Comparing digital technology and its power players to toxic exes, Thompson said that tech giants now are “replacing direct access to our material with AI-generated, they call them, summaries, … which create another layer between us and our audiences.” His takeaway: “What we’ve inherited is a bit of a mess, and I hope that we can do something about it. And oddly enough, I am optimistic about being able to do something about it, because what technology is taking away, technology can [also] deliver.”
Creating communities where people can “feel the sense of belonging” would be a key goal for the road ahead, Thompson said.

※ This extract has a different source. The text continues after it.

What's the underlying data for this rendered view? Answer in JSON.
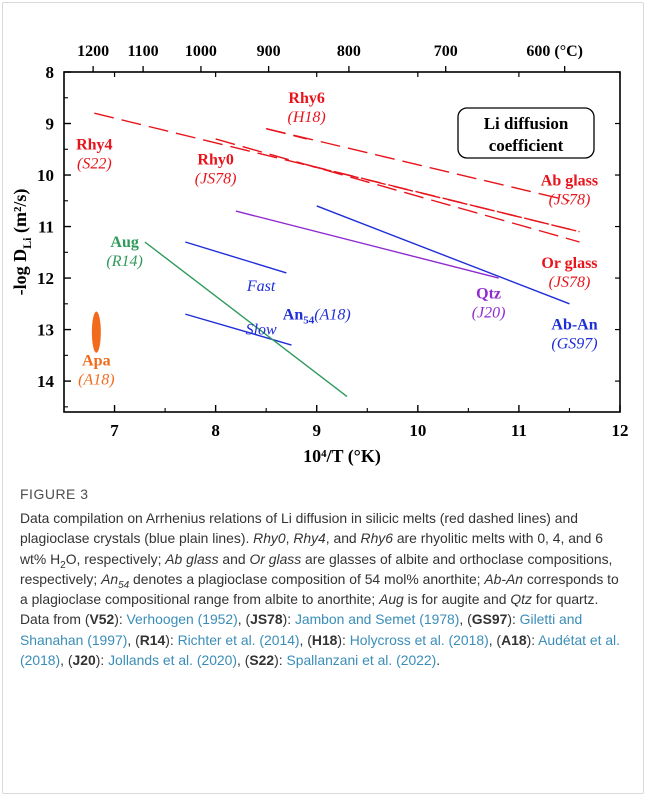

Entrepreneur, coder and author Aya Jaff shared her experience working with Silicon Valley power brokers, saying when they talk about “freedom,” they mean being “free of democratic control.”
Since having turned her back on the tech giants and their financiers and become a vocal critic of what she dubbed, in a book title, the Broligarchie, she has noticed something interesting. “Funnily enough, the more critical I become of this world, and the more critical I am of all of these tech platforms, I realized that I’m also getting offers from them,” Jaff said, sharing an anecdote. “I didn’t have to sign an NDA for this. What they’re trying to do is really tasteless. Amazon reached out to me, and they were like, ‘Oh, we can see you’re gaining so much attention with your critical views, and we like your videos and your stance. How about you do a show with us talking about the perils of the gig workers, for Amazon itself, talking about the negative sides of all of that gig economy. And let’s call the show Eat the Rich.”
Jaff’s reaction: “Really?! Amazon wants to call the show Eat the Rich? Now you want to also monetize the movement against you?! Of course, I said no, but I did want to share that.”
Later in the summit day, investigative journalist Carole Cadwalladr warned: “There is less time than you think. … If we do not act now, we are not going to be in a position to tell some of these stories.” She pointed to the “total collapse” of press freedom in the U.S. as a sign of the velocity of change. “We have seen the speed at which U.S. press freedom has collapsed, all forms of democratic accountability, within one year,” she said.
Cadwalladr also warned that we “still live in this sort of fantasy land that the billionaires are going to come and save us in some respect, that there’s going to be some magic pot of funding that’s going to appear and is going to actually solve a lot of these problems.” She concluded: “The general public is quite far behind in understanding the urgency and the gravity of everything you’re talking about in this room. So I would say, those of you who are commissioners, please, really get out there and start telling your audience. Find those stories which communicate that.”